La SNC Le Havre Vauban soutient que :
le local-type n° 396, initialement retenu par l’administration et remplacé par le local-type n° 454 lors de l’examen de la réclamation contentieuse, est adapté pour tenir lieu de terme de comparaison dès lors qu’il n’a pas subi d’altérations telles qu’elles lui feraient perdre les caractéristiques faisant de lui un terme de comparaison pertinent ;
la majoration de 10 % appliquée au tarif du local-type n° 396 est abusive dès lors qu’il n’existe pas de différence de situation entre ce dernier et les locaux considérés ;
un abattement de 20 % doit être substitué à cette majoration pour tenir compte de la différence de superficie.

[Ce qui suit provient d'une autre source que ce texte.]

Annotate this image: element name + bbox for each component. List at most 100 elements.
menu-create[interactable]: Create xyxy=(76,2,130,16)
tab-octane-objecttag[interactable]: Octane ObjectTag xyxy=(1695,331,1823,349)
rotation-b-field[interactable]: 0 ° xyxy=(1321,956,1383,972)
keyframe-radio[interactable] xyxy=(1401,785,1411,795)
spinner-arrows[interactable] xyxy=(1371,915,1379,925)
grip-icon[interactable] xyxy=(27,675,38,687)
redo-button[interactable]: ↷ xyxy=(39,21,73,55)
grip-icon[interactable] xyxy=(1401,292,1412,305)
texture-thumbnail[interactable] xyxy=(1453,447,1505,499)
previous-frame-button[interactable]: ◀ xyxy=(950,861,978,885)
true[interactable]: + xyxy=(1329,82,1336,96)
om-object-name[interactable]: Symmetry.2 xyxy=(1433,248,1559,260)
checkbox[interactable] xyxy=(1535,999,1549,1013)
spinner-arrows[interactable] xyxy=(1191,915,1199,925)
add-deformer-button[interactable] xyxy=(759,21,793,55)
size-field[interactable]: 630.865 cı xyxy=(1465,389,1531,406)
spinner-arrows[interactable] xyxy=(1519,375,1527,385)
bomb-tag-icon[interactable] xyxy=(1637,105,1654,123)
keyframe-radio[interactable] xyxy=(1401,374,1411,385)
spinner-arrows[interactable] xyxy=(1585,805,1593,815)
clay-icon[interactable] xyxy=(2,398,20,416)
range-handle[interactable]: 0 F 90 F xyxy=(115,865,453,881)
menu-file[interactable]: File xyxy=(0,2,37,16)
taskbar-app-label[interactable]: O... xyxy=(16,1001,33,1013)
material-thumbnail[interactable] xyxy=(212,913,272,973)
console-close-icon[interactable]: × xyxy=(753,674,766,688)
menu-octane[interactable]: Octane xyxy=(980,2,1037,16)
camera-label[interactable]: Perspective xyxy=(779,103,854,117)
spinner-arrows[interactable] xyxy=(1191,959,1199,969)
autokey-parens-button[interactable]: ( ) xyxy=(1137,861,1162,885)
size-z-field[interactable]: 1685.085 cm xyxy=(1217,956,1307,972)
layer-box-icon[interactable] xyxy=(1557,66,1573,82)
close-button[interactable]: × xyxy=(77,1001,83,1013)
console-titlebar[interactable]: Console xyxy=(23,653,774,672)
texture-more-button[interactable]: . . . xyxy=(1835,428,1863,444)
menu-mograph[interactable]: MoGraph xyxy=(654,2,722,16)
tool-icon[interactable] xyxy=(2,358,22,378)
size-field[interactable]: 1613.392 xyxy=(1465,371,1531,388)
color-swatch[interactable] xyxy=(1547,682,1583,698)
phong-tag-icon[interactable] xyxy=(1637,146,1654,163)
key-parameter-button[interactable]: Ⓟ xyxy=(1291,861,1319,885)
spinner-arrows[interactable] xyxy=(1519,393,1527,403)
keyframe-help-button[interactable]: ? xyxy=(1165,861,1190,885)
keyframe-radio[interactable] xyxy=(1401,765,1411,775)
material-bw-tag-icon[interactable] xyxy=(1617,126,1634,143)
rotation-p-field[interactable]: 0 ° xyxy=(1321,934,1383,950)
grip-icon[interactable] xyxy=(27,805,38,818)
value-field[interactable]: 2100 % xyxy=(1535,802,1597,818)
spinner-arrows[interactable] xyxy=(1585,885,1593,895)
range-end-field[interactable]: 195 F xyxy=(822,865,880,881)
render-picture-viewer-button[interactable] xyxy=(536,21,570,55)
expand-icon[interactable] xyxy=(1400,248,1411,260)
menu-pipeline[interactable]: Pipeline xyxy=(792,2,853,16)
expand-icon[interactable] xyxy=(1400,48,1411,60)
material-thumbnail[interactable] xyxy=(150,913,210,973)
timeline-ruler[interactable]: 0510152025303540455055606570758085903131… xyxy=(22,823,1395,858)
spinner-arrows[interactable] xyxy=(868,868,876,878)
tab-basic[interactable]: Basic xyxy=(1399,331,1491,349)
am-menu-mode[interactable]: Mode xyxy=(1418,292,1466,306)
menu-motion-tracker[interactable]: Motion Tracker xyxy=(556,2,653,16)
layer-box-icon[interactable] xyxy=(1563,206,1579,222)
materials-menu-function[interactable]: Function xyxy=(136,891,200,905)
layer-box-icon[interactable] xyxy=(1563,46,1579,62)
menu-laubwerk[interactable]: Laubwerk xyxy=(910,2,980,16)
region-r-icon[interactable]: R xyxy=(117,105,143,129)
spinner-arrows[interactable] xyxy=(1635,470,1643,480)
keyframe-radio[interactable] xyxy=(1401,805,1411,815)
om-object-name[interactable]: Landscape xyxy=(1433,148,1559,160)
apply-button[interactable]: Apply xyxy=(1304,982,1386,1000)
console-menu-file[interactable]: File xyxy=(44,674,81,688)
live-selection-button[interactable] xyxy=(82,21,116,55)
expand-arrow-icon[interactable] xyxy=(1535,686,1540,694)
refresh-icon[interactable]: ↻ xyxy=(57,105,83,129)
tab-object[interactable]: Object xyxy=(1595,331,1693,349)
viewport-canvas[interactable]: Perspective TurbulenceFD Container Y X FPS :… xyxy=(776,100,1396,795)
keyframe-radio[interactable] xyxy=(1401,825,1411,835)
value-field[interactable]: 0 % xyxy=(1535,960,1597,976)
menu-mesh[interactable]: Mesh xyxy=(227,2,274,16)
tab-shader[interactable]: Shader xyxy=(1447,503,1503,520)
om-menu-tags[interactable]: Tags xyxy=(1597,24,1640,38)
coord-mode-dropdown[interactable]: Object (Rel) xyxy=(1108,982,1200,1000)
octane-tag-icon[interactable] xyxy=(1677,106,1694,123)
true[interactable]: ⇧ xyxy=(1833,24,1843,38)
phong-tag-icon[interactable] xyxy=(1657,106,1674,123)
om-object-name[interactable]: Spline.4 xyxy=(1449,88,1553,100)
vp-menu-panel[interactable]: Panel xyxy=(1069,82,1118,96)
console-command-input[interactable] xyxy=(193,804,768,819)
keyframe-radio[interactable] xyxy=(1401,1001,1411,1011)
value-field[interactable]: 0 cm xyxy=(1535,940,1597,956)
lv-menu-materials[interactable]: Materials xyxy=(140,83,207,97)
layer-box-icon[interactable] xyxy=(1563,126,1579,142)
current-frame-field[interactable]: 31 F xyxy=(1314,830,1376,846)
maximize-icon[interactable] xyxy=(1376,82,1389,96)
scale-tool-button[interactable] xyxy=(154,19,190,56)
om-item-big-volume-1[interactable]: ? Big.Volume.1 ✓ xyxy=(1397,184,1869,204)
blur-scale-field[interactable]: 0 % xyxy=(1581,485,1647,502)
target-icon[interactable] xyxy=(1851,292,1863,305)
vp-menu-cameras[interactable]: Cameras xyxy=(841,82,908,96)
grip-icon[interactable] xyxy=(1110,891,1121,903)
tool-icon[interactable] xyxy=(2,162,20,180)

Par un mémoire en défense, enregistré le 5 décembre 2024, le directeur régional des finances publiques de Normandie conclut au rejet de la requête.
Le directeur soutient que :
l’administration pouvait substituer le local-type à tout moment de la procédure contentieuse ;
le local-type n° 396 ne pouvait être retenu comme terme de comparaison pertinent dès lors que le procès-verbal de la commune du Havre fait mention de sa restructuration ;
le local-type n° 454 est adapté ;
la majoration de 10 % n’est plus justifiée par une différence de situation entre les locaux considérés et le local-type finalement retenu ;
un abattement de 20 % est applicable pour tenir compte de la différence de superficie.
Vu :
la lettre de maintien de la requête enregistrée le 20 mai 2025 ;
la décision par laquelle la présidente du tribunal a désigné M. A… comme juge statuant seul dans les matières indiquées à l’article R. 222-13 du code de justice administrative ;
les autres pièces du dossier.
Vu :
le code général des impôts et le livre des procédures fiscales ;
le code de justice administrative.
Les parties ont été régulièrement averties du jour de l’audience.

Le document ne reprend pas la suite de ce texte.